The organization just completed a request for comment about the proposed changes, says Mark Meissner, the group’s VP of public relations. “It produced the biggest response in the history of the PCI DSS. We received 3,254 comments from 154 companies.”

What do we have to do to get PCI DSS compliant?

Once a company has reduced the scope of the problem as much as possible, via point-to-point encryption, tokenization and outsourcing, the next step is to ensure that all the proper controls are in place on the data that’s left in the system. Companies need to be careful to avoid a checklist-style approach to compliance. “Unfortunately, we have seen that concentrating strictly on standalone compliance efforts can produce a false sense of security and an inappropriate allocation of resources,” says PricewaterhouseCoopers’ Ames.

Instead, PricewaterhouseCoopers recommends a more comprehensive, risk-based approach. “Use the PCI DSS as a baseline controls framework that is supplemented with risk management practices,” Ames says. “This gives the team an understanding of where they need to focus effort in alignment with the threat landscape.”

Then, companies need to make sure that they have processes in place to ensure that they stay compliant. That means that they need a way to monitor the controls, and if one fails, there’s a process to identify and correct the problem quickly.

How can we reduce our compliance costs and risk exposure?

Third-party payment gateways often take care of much of the PCI compliance challenge, allowing you to store tokens instead of actual credit card data so that you can reduce your exposure. While these services can make compliance easier, the buck will still stop with you.

Marc Rubenstein, COO at Salucro Healthcare Solutions, a health care payments company, is particularly sensitive to regulatory requirements. “Salucro operates at the intersection of healthcare and financial services, two highly regulated industries,” he says. In addition to PCI, the company also needs to comply with other regulatory frameworks, including HIPAA, GDPR and CCPA. “We serve some of the largest healthcare systems in the US and abroad.”

The top strategy for reducing both compliance overhead and cybersecurity risks, Rubenstein says, is to have as little payment data as possible in the systems. “Is point-to-point encryption fully deployed?” he asks. “P2PE is the gold standard for keeping sensitive payment data off your organizations’ network.”

Payment processors offer a variety of tools to help insulate companies from payment data. For example, Rubenstein says, vendors’ payment functionality can be embedded within an iFrame.
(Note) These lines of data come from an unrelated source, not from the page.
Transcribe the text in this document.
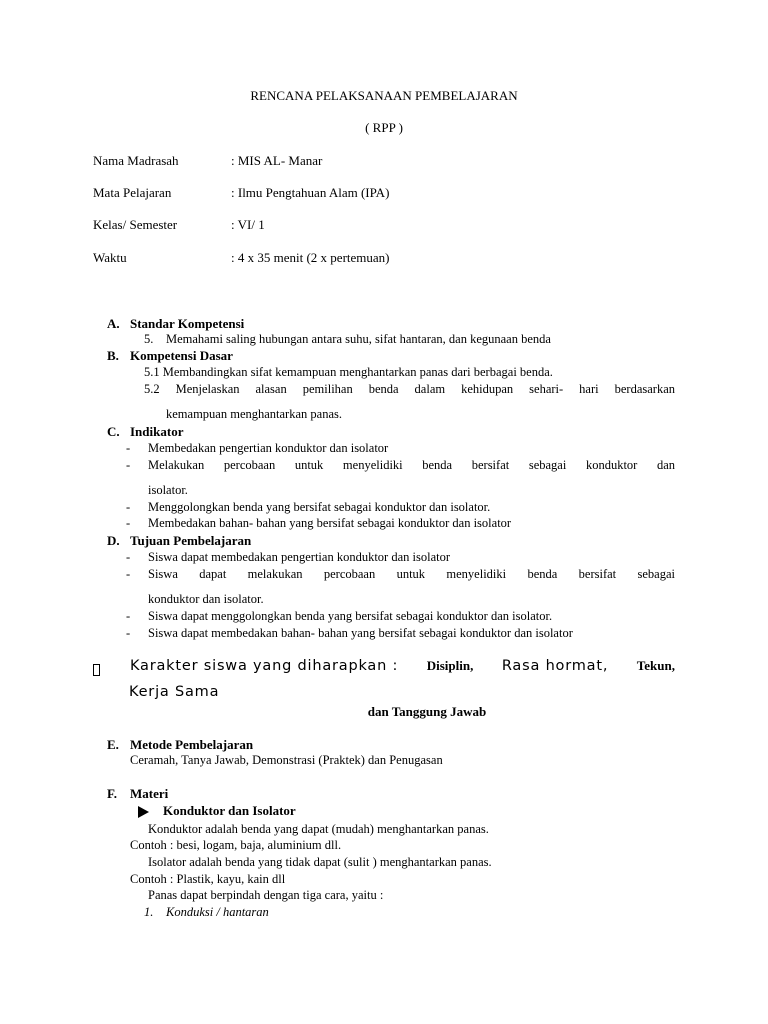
RENCANA PELAKSANAAN PEMBELAJARAN
( RPP )
Nama Madrasah	: MIS AL- Manar
Mata Pelajaran	: Ilmu Pengtahuan Alam (IPA)
Kelas/ Semester	: VI/ 1
Waktu	: 4 x 35 menit (2 x pertemuan)
A. Standar Kompetensi
5. Memahami saling hubungan antara suhu, sifat hantaran, dan kegunaan benda
B. Kompetensi Dasar
5.1 Membandingkan sifat kemampuan menghantarkan panas dari berbagai benda.
5.2 Menjelaskan alasan pemilihan benda dalam kehidupan sehari- hari berdasarkan
kemampuan menghantarkan panas.
C. Indikator
- Membedakan pengertian konduktor dan isolator
- Melakukan percobaan untuk menyelidiki benda bersifat sebagai konduktor dan
isolator.
- Menggolongkan benda yang bersifat sebagai konduktor dan isolator.
- Membedakan bahan- bahan yang bersifat sebagai konduktor dan isolator
D. Tujuan Pembelajaran
- Siswa dapat membedakan pengertian konduktor dan isolator
- Siswa dapat melakukan percobaan untuk menyelidiki benda bersifat sebagai
konduktor dan isolator.
- Siswa dapat menggolongkan benda yang bersifat sebagai konduktor dan isolator.
- Siswa dapat membedakan bahan- bahan yang bersifat sebagai konduktor dan isolator
Karakter siswa yang diharapkan : Disiplin, Rasa hormat, Tekun,
Kerja Sama
dan Tanggung Jawab
E. Metode Pembelajaran
Ceramah, Tanya Jawab, Demonstrasi (Praktek) dan Penugasan
F. Materi
Konduktor dan Isolator
Konduktor adalah benda yang dapat (mudah) menghantarkan panas.
Contoh : besi, logam, baja, aluminium dll.
Isolator adalah benda yang tidak dapat (sulit ) menghantarkan panas.
Contoh : Plastik, kayu, kain dll
Panas dapat berpindah dengan tiga cara, yaitu :
1. Konduksi / hantaran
While third-party vendors can reduce the burdens of compliance, enterprises still have an obligation to choose their vendors carefully, Rubenstein says. “In addition to P2PE, what other measures do your payment technology partners have in place to maintain the highest levels of security and compliance?” he says. “This includes HITRUST certification, annual SOC 2 Type 2 audits, and more. Leaders should be asking for this documentation from their vendors regularly.”

When outsourcing to a third-party payments vendor, companies also need to be careful that they don’t have gaps. Take, for example, a small merchant that uses Square for payments, says Chip Wolford, managing director in the security and privacy practice at Protiviti, a Menlo Park-based consulting firm. A situation might come up where the merchant takes down credit card numbers manually to process the payments at a later point. “We run into this in large businesses as well,” he says. “You have disparate payment processes that evolve in the enterprise.”
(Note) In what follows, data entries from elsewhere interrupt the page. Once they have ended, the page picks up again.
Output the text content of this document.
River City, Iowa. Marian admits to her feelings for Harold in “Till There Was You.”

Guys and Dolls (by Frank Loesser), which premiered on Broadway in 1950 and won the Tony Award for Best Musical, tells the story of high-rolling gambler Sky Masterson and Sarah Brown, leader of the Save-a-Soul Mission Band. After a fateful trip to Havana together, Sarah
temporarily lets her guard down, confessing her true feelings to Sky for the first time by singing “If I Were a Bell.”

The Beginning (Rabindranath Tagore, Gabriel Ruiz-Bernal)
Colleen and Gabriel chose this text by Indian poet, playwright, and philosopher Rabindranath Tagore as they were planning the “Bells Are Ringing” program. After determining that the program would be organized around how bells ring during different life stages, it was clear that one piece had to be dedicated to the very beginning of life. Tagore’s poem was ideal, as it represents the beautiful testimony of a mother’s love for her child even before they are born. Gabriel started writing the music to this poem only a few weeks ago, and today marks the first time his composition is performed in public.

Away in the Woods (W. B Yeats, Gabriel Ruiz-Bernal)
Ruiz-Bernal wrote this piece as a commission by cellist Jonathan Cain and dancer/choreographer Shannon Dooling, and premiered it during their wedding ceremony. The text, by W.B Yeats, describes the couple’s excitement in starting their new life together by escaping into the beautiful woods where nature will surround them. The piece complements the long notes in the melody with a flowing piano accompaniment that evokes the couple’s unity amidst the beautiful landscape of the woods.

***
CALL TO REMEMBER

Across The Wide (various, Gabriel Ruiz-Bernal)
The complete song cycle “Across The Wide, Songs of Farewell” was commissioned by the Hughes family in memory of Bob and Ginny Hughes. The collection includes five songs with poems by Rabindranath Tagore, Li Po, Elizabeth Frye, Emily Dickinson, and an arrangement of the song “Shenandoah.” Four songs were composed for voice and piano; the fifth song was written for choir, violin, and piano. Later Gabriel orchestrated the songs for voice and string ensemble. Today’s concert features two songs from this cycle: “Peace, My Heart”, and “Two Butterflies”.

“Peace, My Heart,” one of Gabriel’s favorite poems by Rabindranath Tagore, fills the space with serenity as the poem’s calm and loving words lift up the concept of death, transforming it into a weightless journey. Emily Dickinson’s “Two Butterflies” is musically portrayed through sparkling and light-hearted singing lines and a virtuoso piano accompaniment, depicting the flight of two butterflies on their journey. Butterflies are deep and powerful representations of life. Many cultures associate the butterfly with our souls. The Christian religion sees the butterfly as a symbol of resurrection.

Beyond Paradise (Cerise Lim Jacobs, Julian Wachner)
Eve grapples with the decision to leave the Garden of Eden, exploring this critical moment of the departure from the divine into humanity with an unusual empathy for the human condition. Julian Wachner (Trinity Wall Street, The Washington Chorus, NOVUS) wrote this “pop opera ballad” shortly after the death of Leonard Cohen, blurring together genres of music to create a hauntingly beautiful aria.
In particular, companies need to be careful about manual processes such as accepting credit card information by phone, email or some other channel. In fact, manual processes are a danger throughout the PCI compliance process. Manual, survey-based assessments, manual monitoring of security controls, manual remediation all make it difficult to maintain compliance between audits. As in many other areas of cybersecurity, people are the weakest link.